A mote in the eye of Schrodingers Cat

I have made some adjustments to the blogroll. It turns out that physicists, to a greater extent than chemists, have taken up the craft of blogging.  Why chemists seem less inclined to blog remains unclear.  This tendency is seen on the shelves of book stores as well.  Whereas, bookstore science shelves are clogged with treatises on Quantum _____ (fill in the blank), works on chemistry are often limited to chemical dictionaries or Schaums Outlines.  Here in Colorado, where the per capita college education is reasonably high, in certain counties at least, urban bookstores may have chemistry titles that go ever so slightly beyond the study guides and dictionaries. 

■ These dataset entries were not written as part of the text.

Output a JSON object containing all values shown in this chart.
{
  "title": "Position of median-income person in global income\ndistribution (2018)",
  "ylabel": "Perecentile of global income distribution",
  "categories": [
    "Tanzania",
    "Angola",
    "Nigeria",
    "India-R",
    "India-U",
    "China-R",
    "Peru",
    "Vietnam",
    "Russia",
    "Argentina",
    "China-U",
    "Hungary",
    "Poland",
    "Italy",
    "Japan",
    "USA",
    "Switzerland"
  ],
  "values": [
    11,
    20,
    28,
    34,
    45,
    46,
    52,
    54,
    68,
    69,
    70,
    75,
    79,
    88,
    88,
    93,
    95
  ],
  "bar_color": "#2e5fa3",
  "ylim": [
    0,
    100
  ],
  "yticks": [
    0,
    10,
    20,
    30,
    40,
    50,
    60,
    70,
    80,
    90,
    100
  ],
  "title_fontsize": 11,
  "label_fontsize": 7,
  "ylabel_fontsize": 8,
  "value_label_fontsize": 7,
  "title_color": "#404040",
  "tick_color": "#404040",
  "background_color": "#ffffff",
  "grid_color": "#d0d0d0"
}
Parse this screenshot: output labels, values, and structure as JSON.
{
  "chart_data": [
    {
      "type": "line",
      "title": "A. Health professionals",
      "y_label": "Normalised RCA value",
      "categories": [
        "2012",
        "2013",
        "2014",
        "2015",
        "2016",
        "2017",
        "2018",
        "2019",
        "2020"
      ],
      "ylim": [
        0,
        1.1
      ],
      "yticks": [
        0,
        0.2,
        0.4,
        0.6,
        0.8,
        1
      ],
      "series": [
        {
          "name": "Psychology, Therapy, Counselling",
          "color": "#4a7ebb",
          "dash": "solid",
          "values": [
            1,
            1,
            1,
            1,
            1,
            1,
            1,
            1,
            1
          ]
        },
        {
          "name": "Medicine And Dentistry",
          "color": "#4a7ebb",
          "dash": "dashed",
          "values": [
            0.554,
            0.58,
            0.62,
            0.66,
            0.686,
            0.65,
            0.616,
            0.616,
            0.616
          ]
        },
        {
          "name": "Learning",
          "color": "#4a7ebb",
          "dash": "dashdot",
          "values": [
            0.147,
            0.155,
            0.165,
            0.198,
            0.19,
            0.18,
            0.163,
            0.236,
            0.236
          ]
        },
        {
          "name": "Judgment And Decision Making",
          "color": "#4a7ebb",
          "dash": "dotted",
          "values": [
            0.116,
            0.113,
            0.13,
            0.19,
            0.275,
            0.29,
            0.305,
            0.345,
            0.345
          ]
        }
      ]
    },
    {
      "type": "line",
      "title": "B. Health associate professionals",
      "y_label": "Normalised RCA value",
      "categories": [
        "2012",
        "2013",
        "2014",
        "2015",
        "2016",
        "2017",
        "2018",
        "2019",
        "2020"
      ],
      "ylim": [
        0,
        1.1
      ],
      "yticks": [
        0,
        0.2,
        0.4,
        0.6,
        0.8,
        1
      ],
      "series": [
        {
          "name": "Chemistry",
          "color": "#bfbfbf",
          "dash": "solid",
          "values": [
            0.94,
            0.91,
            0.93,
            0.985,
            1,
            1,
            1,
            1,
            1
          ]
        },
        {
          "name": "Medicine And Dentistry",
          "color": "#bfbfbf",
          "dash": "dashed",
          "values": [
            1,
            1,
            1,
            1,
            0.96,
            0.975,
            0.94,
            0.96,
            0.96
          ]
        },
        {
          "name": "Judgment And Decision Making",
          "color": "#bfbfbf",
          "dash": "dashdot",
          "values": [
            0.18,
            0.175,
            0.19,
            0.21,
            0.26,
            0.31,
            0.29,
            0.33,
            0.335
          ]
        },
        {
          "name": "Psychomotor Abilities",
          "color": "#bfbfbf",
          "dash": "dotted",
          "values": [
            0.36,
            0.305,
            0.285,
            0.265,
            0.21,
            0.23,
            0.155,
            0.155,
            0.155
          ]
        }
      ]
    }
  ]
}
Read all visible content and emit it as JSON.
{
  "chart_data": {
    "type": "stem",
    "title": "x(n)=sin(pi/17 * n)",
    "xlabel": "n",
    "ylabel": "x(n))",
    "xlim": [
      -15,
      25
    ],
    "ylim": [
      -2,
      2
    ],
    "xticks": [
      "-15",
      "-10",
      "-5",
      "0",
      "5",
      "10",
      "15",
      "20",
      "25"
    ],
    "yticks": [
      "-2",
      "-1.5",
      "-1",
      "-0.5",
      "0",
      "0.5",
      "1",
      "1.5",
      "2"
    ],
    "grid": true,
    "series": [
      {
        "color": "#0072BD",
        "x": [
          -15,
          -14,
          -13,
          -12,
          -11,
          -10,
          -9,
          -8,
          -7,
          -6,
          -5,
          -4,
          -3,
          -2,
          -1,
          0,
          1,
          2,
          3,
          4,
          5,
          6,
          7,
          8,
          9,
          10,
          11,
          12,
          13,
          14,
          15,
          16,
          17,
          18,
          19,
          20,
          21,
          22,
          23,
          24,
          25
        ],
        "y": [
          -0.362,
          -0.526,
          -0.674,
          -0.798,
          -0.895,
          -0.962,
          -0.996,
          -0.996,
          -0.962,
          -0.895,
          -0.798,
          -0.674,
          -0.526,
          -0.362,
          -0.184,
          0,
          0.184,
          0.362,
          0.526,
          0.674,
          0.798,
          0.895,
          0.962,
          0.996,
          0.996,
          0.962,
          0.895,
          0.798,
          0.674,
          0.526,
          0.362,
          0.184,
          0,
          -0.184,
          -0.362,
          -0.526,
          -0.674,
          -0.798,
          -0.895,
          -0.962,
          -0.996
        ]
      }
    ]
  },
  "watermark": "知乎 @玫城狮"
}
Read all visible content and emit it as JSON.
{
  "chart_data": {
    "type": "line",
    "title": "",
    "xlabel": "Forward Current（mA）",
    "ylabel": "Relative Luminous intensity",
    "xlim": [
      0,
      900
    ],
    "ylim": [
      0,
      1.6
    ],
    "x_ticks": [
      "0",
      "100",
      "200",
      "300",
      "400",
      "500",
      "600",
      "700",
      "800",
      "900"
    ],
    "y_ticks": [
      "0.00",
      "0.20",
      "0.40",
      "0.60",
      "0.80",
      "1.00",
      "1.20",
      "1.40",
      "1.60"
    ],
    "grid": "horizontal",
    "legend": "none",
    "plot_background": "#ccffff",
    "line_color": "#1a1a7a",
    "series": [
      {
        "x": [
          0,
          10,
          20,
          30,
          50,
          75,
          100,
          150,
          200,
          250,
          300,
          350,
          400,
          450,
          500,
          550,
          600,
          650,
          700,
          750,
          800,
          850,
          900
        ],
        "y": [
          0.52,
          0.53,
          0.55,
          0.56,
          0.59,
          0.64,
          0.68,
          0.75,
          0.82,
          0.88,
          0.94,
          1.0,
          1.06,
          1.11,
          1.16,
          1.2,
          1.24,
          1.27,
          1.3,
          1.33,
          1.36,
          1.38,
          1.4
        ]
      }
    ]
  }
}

It seems to me that many of the popular quantum mechanics books on the market are peddling to people looking for a mystical experience.  Fred Alan Wolf and a few others have made a career of feeding this need.  I recall the quote by Niels Bohr-

‘There is only an abstract quantum physical description. It is wrong to think that the task of physics is to find out how nature is. Physics concerns what we can say about nature.“. 

 Bohr and Einstein

But I’ve ventured out on a limb. I am but a lowly synthetic organic chemist, a plebian scribbler in the scientific pecking order, who has not used a Hamiltonian operator or a Kroniker delta since grad school. My fragmented knowledge of quantum mechanical formalism is but a mote in the eye of Schrodingers cat.

Note: I’ve deleted The Volokh Conspiracy from the blogroll. They have developed an unfortunate neocon twitch that I find distasteful.